Violette Cabesos, passionnée d'histoire, est romancière, auteur d'un premier roman remarqué, Sang comme neige, et, précédemment, déjà co-auteur avec Frédéric Lenoir de La Promesse de l'ange.
 
Directeur du magazine Le Monde des religions, producteur et animateur sur France-Culture, Frédéric Lenoir est philosophe et chercheur à l'Ecole des hautes études en sciences sociales (EHESS). Il a écrit une trentaine d'ouvrages traduits en vingt-cinq langues et est l'auteur de plusieurs romans, publiés en Livre de Poche, qui ont été des best-sellers en France et à l'étranger.
 
Quatrième de couverture :

La basilique de Vézelay : une des plus anciennes églises dédiées à Marie-Madeleine, la pécheresse des Evangiles.
 
Dans ce haut lieu de la chrétienté, Johanna, archéologue médiéviste, tente d’établir la vérité sur les origines controversées du culte de la sainte. Mais la sérénité de la jeune femme est rapidement troublée par une série de meurtres sur le chantier d’un de ses collègues à Pompéi et l’étrange maladie de sa petite fille, qui semble inexplicablement liée à ces crimes.
 
Prête à tout pour la sauver, Johanna se lance alors dans une enquête périlleuse, dont la clé pourrait bien être l’un des plus grands secrets de l’humanité : la mystérieuse phrase tracée par Jésus sur le sable aux pieds de la femme adultère, la seule qu’il ait jamais écrite.

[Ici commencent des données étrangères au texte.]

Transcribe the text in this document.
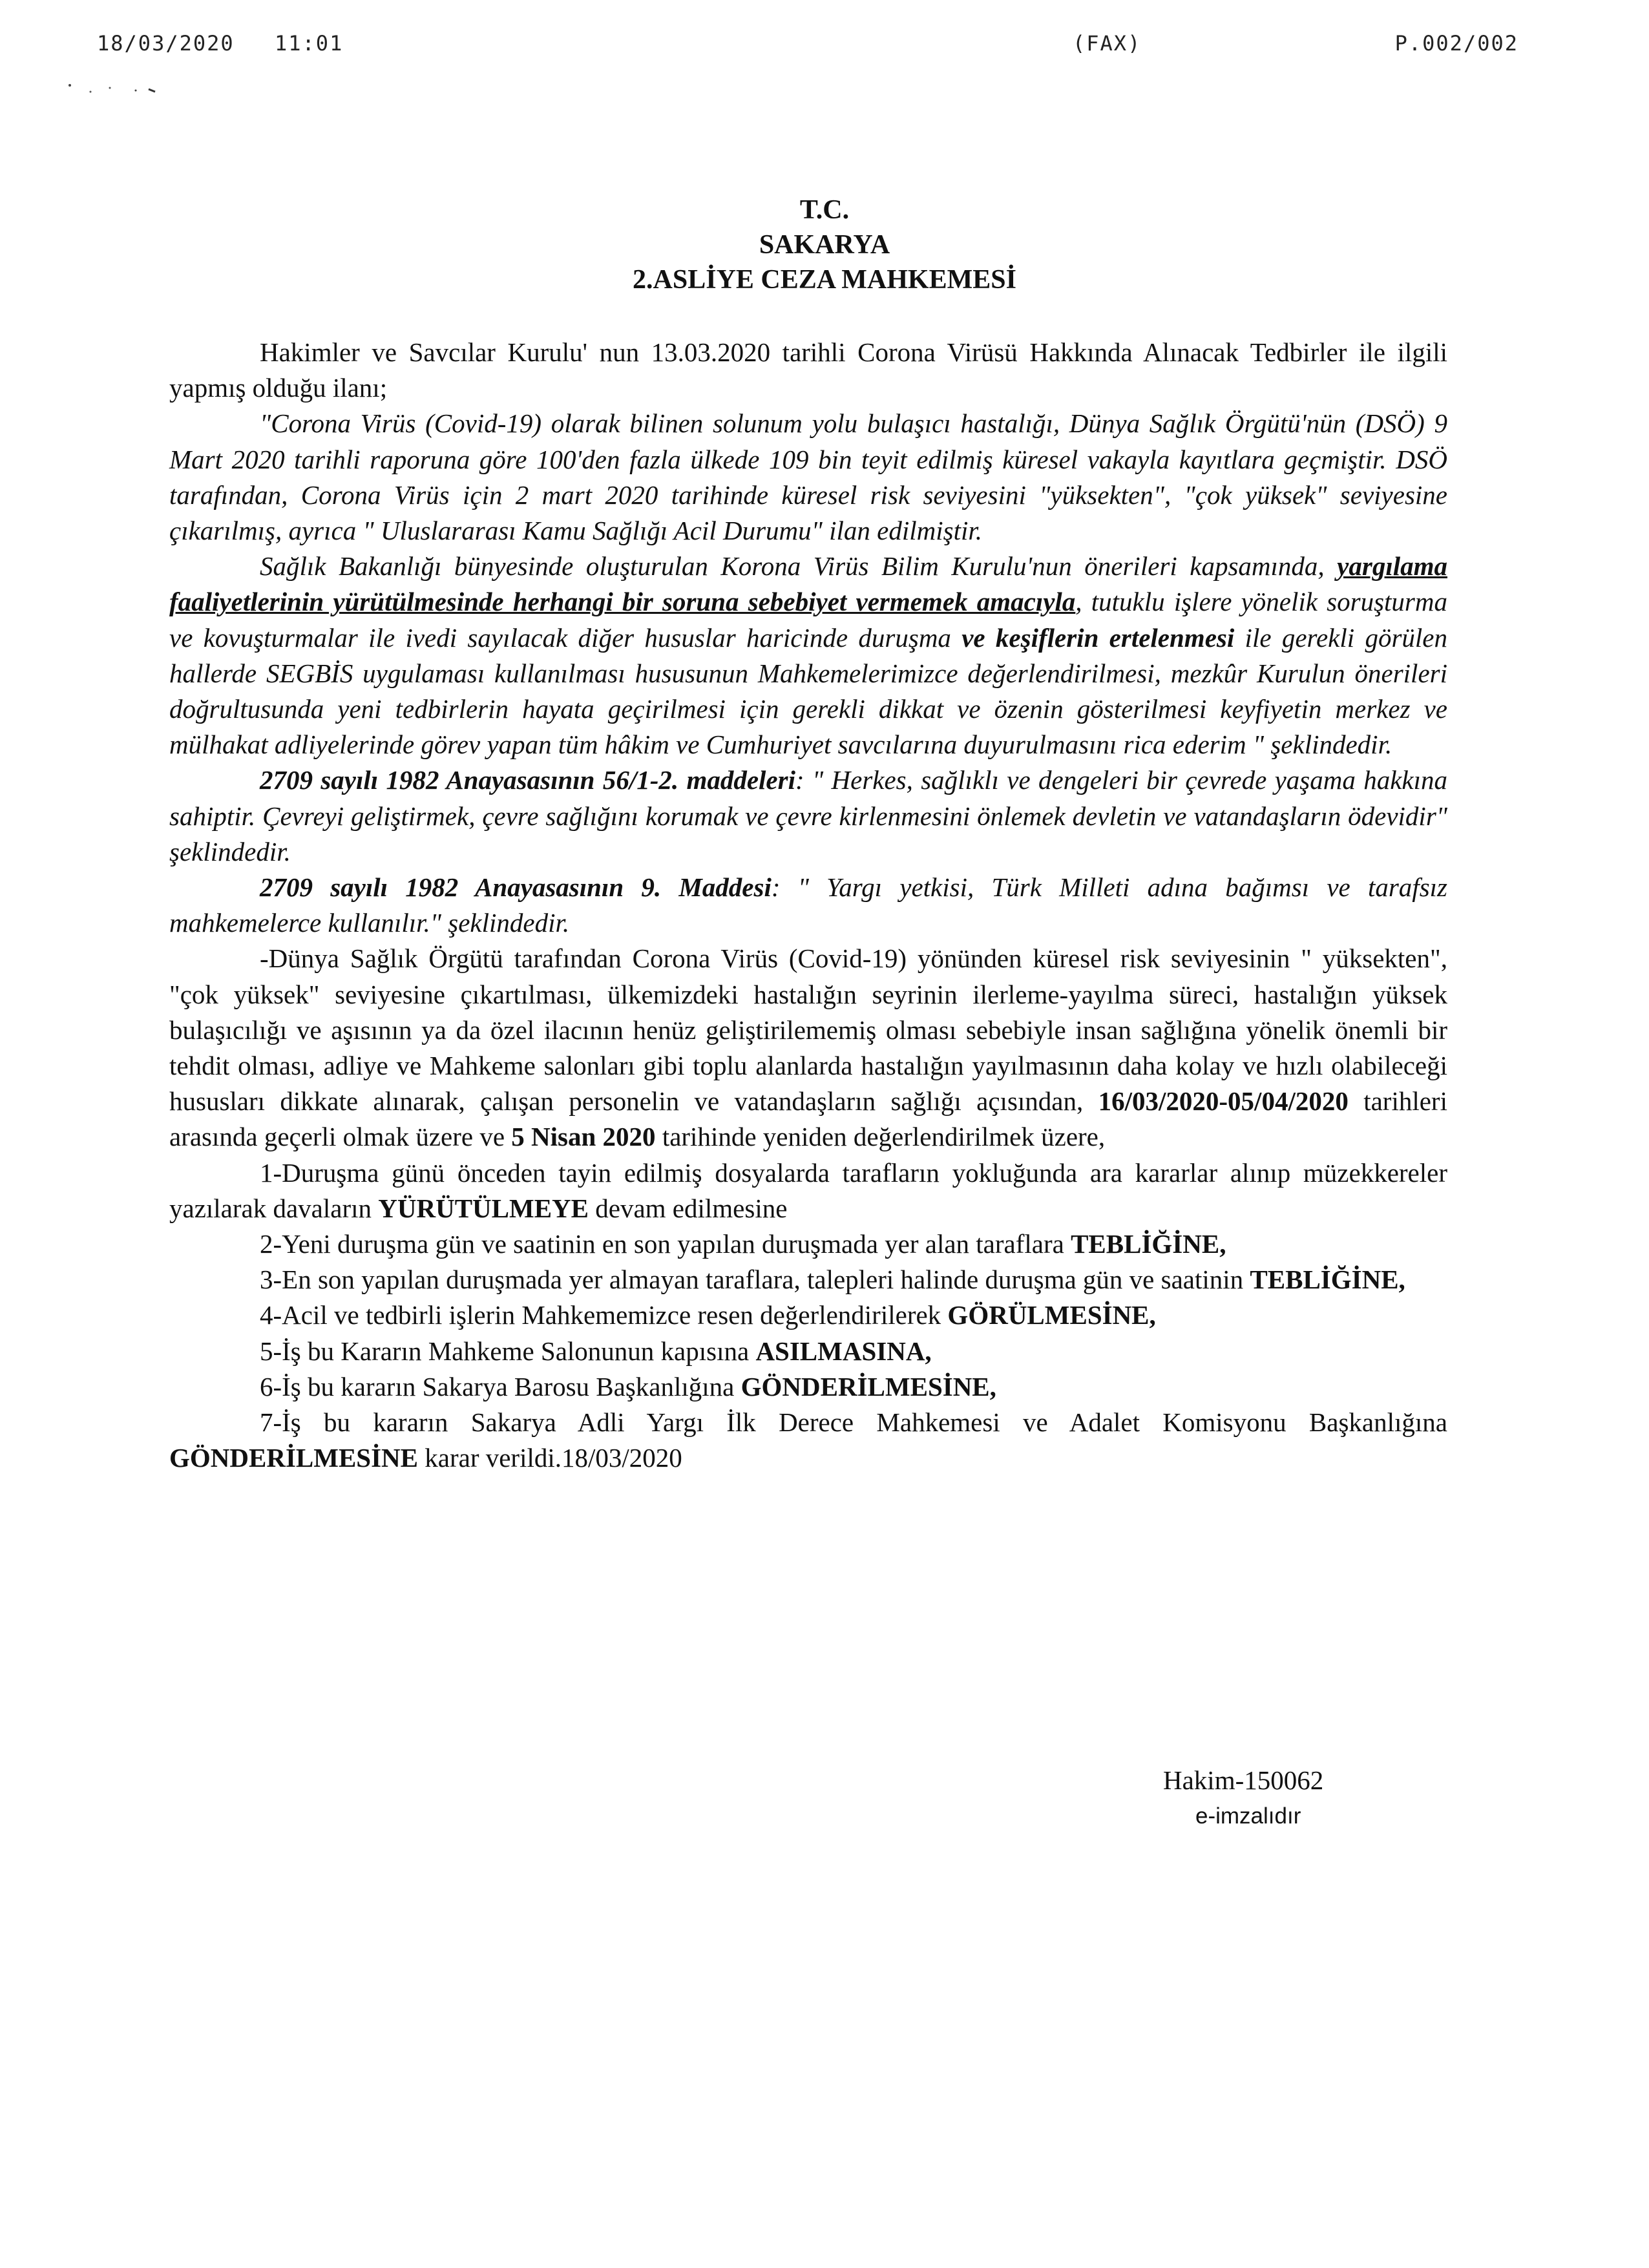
18/03/2020 11:01	(FAX)	P.002/002
T.C.
SAKARYA
2.ASLİYE CEZA MAHKEMESİ

Hakimler ve Savcılar Kurulu' nun 13.03.2020 tarihli Corona Virüsü Hakkında Alınacak Tedbirler ile ilgili yapmış olduğu ilanı;

"Corona Virüs (Covid-19) olarak bilinen solunum yolu bulaşıcı hastalığı, Dünya Sağlık Örgütü'nün (DSÖ) 9 Mart 2020 tarihli raporuna göre 100'den fazla ülkede 109 bin teyit edilmiş küresel vakayla kayıtlara geçmiştir. DSÖ tarafından, Corona Virüs için 2 mart 2020 tarihinde küresel risk seviyesini "yüksekten", "çok yüksek" seviyesine çıkarılmış, ayrıca " Uluslararası Kamu Sağlığı Acil Durumu" ilan edilmiştir.

Sağlık Bakanlığı bünyesinde oluşturulan Korona Virüs Bilim Kurulu'nun önerileri kapsamında, yargılama faaliyetlerinin yürütülmesinde herhangi bir soruna sebebiyet vermemek amacıyla, tutuklu işlere yönelik soruşturma ve kovuşturmalar ile ivedi sayılacak diğer hususlar haricinde duruşma ve keşiflerin ertelenmesi ile gerekli görülen hallerde SEGBİS uygulaması kullanılması hususunun Mahkemelerimizce değerlendirilmesi, mezkûr Kurulun önerileri doğrultusunda yeni tedbirlerin hayata geçirilmesi için gerekli dikkat ve özenin gösterilmesi keyfiyetin merkez ve mülhakat adliyelerinde görev yapan tüm hâkim ve Cumhuriyet savcılarına duyurulmasını rica ederim " şeklindedir.

2709 sayılı 1982 Anayasasının 56/1-2. maddeleri: " Herkes, sağlıklı ve dengeleri bir çevrede yaşama hakkına sahiptir. Çevreyi geliştirmek, çevre sağlığını korumak ve çevre kirlenmesini önlemek devletin ve vatandaşların ödevidir" şeklindedir.

2709 sayılı 1982 Anayasasının 9. Maddesi: " Yargı yetkisi, Türk Milleti adına bağımsı ve tarafsız mahkemelerce kullanılır." şeklindedir.

-Dünya Sağlık Örgütü tarafından Corona Virüs (Covid-19) yönünden küresel risk seviyesinin " yüksekten", "çok yüksek" seviyesine çıkartılması, ülkemizdeki hastalığın seyrinin ilerleme-yayılma süreci, hastalığın yüksek bulaşıcılığı ve aşısının ya da özel ilacının henüz geliştirilememiş olması sebebiyle insan sağlığına yönelik önemli bir tehdit olması, adliye ve Mahkeme salonları gibi toplu alanlarda hastalığın yayılmasının daha kolay ve hızlı olabileceği hususları dikkate alınarak, çalışan personelin ve vatandaşların sağlığı açısından, 16/03/2020-05/04/2020 tarihleri arasında geçerli olmak üzere ve 5 Nisan 2020 tarihinde yeniden değerlendirilmek üzere,

1-Duruşma günü önceden tayin edilmiş dosyalarda tarafların yokluğunda ara kararlar alınıp müzekkereler yazılarak davaların YÜRÜTÜLMEYE devam edilmesine

2-Yeni duruşma gün ve saatinin en son yapılan duruşmada yer alan taraflara TEBLİĞİNE,

3-En son yapılan duruşmada yer almayan taraflara, talepleri halinde duruşma gün ve saatinin TEBLİĞİNE,

4-Acil ve tedbirli işlerin Mahkememizce resen değerlendirilerek GÖRÜLMESİNE,

5-İş bu Kararın Mahkeme Salonunun kapısına ASILMASINA,

6-İş bu kararın Sakarya Barosu Başkanlığına GÖNDERİLMESİNE,

7-İş bu kararın Sakarya Adli Yargı İlk Derece Mahkemesi ve Adalet Komisyonu Başkanlığına GÖNDERİLMESİNE karar verildi.18/03/2020

Hakim-150062
e-imzalıdır
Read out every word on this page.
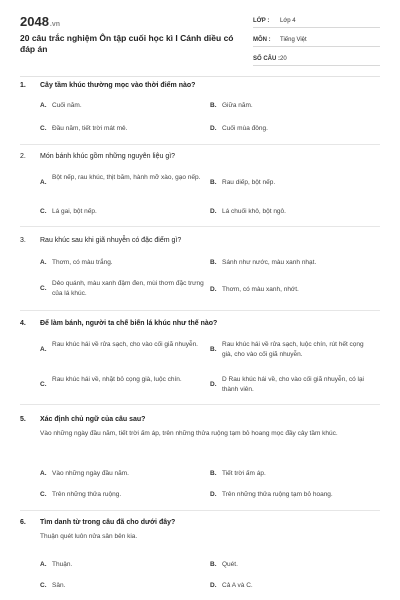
2048.vn
20 câu trắc nghiệm Ôn tập cuối học kì I Cánh diều có đáp án
LỚP :	Lớp 4
MÔN :	Tiếng Việt
SỐ CÂU : 20
1. Cây tầm khúc thường mọc vào thời điểm nào?
A. Cuối năm.	B. Giữa năm.
C. Đầu năm, tiết trời mát mẻ.	D. Cuối mùa đông.
2. Món bánh khúc gồm những nguyên liệu gì?
A.
Bột nếp, rau khúc, thịt băm, hành mỡ xào, gạo nếp.
B. Rau diếp, bột nếp.
C. Lá gai, bột nếp.	D. Lá chuối khô, bột ngô.
3. Rau khúc sau khi giã nhuyễn có đặc điểm gì?
A. Thơm, có màu trắng.	B. Sánh như nước, màu xanh nhạt.
C.
Dẻo quánh, màu xanh đậm đen, mùi thơm đặc trưng của lá khúc.
D. Thơm, có màu xanh, nhớt.
4. Để làm bánh, người ta chế biến lá khúc như thế nào?
A.
Rau khúc hái về rửa sạch, cho vào cối giã nhuyễn.
B.
Rau khúc hái về rửa sạch, luộc chín, rút hết cọng già, cho vào cối giã nhuyễn.
C.
Rau khúc hái về, nhặt bỏ cọng già, luộc chín.
D.
D Rau khúc hái về, cho vào cối giã nhuyễn, có lại thành viên.
5. Xác định chủ ngữ của câu sau?
Vào những ngày đầu năm, tiết trời ấm áp, trên những thửa ruộng tạm bỏ hoang mọc đầy cây tầm khúc.
A. Vào những ngày đầu năm.	B. Tiết trời ấm áp.
C. Trên những thửa ruộng.	D. Trên những thửa ruộng tạm bỏ hoang.
6. Tìm danh từ trong câu đã cho dưới đây?
Thuận quét luôn nửa sân bên kia.
A. Thuận.	B. Quét.
C. Sân.	D. Cả A và C.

Dans la lignée de leur précédent succès, La Promesse de l’ange, Violette Cabesos et Frédéric Lenoir nous entrainent dans un formidable thriller historique et métaphysique, éblouissant d’érudition, un jeu de piste archéologique où premiers temps de la chrétienté, Moyen-âge et temps présents se retrouvent confrontés à l’énigme de la parole divine.
 
Résumé :

Selon les évangiles apocryphes, Marie de Béthanie (Marie-Madeleine) aurait eu en sa possession les seuls mots jamais écrits par le Christ, tracés sur le sable devant la femme adultère, qui les aurait retranscrits avant de mourir.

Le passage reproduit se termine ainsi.